Когда в филармонии узнали, что Либерман собирается за границу, Лену, которая работала там же, вызвали в отдел кадров. С ней беседовали долго, с пристрастием. Лена выползла из кабинета на слабых ногах. Она не отказалась от мужа, не пошла с ним разводиться, как ей советовали сделать – ради дочери. В ушах звенел голос кадровички: «Нам известно, что ваш отец находится под следствием».
– И что? Он невиновен, – отозвалась Лена.
– Ну, это не вам решать, – отрезала кадровичка.
– И не вам, – огрызнулась Лена.
– Тогда вы не оставляете нам выбора…
Лену тоже уволили.
Но даже не это было самым страшным. Ее отцу дали большой срок с конфискацией имущества. Не помогли ни адвокаты, ни свидетельские показания. Лену с Мишей и Верочкой выгнали из квартиры. У них больше ничего не было, даже крыши над головой. Последней каплей стало то, что Лену вызвала заведующая детским садиком, в который ходила Верочка, и сказала, что они больше не могут держать ее в группе. Посоветовала забрать «по семейным обстоятельствам». Самим.
– А отец долго будет в тюрьме? – спросила тетя Рая.
– Долго, – ответила Лена, – мы собираемся уехать и, когда устроимся, прислать вызов Израилю Ильичу и Тамаре Павловне.
– А они хотят? – спросила тетя Рая.
Лена пожала плечами и не ответила. Мол, о чем вы спрашиваете? Как можно этого не хотеть? Как можно хотеть остаться здесь? В стране, где в один день дают срок, лишают работы, отбирают квартиру и даже выгоняют ребенка из детского сада. В стране, где не нужны таланты. Где дети отвечают за родителей, даже если те невиновны.

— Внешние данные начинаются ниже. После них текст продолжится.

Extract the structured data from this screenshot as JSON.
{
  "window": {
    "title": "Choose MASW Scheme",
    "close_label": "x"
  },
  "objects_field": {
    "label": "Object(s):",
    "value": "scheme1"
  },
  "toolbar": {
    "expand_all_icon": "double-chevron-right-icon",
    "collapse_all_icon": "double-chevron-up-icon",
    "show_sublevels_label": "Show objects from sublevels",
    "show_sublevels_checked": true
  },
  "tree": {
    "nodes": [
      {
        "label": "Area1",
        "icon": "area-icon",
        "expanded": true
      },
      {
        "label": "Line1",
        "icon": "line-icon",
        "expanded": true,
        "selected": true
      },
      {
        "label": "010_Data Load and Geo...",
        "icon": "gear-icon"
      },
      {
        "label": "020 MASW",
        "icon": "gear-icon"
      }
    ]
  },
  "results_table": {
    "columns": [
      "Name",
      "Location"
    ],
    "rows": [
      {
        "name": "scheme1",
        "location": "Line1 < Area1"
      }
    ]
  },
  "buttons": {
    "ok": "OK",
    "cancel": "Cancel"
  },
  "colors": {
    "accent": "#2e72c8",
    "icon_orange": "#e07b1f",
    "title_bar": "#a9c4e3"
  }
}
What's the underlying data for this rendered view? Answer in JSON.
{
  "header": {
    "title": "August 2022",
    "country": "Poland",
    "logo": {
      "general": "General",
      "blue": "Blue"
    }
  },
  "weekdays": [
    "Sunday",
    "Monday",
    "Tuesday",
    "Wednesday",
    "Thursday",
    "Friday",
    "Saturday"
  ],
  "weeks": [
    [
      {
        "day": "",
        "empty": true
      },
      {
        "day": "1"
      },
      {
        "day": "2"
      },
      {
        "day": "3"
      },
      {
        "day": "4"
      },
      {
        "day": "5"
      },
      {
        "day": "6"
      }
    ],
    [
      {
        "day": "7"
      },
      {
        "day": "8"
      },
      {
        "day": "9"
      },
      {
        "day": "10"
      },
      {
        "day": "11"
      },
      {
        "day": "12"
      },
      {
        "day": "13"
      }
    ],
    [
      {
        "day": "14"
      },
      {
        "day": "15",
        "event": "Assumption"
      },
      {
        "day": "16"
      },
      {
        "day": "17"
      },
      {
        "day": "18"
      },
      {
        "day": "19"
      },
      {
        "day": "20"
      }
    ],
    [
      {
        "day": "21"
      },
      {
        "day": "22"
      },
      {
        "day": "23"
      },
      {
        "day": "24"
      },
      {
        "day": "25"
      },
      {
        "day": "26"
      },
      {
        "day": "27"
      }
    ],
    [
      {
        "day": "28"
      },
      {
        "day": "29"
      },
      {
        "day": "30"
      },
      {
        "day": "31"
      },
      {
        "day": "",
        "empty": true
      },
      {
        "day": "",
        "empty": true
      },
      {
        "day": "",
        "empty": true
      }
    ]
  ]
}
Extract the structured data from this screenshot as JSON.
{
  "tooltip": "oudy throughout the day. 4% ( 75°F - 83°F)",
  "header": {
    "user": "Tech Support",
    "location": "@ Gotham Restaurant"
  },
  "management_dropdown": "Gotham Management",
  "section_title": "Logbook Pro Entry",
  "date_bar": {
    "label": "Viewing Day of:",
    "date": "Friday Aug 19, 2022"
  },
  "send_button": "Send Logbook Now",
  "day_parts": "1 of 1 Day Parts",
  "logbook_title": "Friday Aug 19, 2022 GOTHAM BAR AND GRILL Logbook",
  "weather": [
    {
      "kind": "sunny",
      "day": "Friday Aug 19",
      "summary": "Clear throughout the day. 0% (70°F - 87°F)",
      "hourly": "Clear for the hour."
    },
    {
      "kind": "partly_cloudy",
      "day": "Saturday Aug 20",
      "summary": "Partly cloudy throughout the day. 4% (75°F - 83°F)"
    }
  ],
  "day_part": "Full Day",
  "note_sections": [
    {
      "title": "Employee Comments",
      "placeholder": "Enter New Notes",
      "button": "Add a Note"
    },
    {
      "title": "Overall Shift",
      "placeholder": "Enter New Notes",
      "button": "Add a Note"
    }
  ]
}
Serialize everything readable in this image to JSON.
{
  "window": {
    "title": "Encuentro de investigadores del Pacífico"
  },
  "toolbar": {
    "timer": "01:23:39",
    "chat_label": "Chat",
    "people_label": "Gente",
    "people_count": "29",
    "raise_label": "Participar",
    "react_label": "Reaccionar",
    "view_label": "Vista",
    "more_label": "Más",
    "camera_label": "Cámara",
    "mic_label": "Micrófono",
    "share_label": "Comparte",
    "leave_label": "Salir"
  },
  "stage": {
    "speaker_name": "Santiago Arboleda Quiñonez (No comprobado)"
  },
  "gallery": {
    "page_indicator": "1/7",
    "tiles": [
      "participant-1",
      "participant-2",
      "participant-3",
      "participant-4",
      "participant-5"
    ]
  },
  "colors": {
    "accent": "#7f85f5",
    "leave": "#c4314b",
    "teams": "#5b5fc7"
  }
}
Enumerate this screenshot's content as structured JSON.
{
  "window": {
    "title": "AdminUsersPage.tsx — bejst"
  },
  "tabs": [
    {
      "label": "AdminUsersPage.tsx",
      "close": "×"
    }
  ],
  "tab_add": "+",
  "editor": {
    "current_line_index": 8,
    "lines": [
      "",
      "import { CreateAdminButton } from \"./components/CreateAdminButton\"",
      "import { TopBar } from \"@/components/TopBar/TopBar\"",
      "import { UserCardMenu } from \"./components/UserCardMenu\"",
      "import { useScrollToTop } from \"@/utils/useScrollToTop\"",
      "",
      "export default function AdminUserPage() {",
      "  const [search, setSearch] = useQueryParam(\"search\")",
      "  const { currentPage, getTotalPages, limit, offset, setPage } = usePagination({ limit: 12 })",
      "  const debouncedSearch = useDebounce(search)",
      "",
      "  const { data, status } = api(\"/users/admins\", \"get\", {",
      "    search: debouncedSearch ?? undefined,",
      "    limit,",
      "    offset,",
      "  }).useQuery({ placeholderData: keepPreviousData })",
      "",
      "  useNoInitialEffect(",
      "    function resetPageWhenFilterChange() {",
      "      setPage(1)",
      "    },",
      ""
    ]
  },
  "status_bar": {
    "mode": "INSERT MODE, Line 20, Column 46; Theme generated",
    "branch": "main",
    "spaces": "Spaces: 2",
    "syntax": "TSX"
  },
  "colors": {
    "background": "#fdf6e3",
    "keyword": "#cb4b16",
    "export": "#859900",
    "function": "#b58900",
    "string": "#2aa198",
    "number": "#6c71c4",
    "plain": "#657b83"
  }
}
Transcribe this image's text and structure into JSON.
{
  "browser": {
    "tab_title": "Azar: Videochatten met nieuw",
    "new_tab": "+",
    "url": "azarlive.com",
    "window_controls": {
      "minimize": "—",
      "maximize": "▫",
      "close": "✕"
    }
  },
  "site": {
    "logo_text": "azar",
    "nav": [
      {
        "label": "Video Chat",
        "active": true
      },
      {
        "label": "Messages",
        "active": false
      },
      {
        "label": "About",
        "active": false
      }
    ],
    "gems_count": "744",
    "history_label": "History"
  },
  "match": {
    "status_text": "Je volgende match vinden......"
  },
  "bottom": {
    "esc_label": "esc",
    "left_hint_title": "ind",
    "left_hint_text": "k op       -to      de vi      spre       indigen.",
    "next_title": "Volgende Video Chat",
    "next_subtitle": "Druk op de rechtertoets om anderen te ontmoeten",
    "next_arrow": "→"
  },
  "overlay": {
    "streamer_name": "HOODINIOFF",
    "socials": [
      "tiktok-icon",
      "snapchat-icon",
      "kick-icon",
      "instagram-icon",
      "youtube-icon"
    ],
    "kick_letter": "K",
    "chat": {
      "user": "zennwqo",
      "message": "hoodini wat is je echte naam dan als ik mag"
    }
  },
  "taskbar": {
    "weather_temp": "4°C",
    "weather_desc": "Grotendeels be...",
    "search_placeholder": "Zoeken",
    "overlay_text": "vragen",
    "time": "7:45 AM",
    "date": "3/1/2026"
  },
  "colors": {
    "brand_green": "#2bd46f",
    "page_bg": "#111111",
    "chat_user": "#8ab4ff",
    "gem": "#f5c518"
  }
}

– Ничего, все уладится, – сказала тетя Рая.
– Ничего не уладится, – буркнула Лена и ушла в комнату.
В комнате тем временем Миша разговаривал с Лидой. Он уже прилично выпил, держал Лиду за руки и смотрел ей не в глаза, а в декольте.
– Мы скоро уедем, – говорил Миша, – только я боюсь за родителей. И за рыбок. Пообещайте мне, что вы их не бросите!
– Кого? Рыбок или родителей? – спокойно спросила Лида.
Миша попытался собраться с мыслями.
– И тех, и других. Я ведь могу на вас рассчитывать?
Лида красиво пожала плечами.
– Я вам пришлю вызов! Обещаю! Как только мы устроимся и будет возможность, вы получите вызов! Вы сможете отсюда уехать!
– Давайте об этом поговорим позже, – сказала Лида.
– Нет! Сейчас! Пообещайте мне сейчас!
– Хорошо, хорошо, я вам обещаю! – выдохнула Лида.
– Вот! Я передаю его вам! – Миша вскочил с дивана, опрокинул две табуретки, сбегал в комнату, вернулся с аквариумом и вручил его Лиде как драгоценность.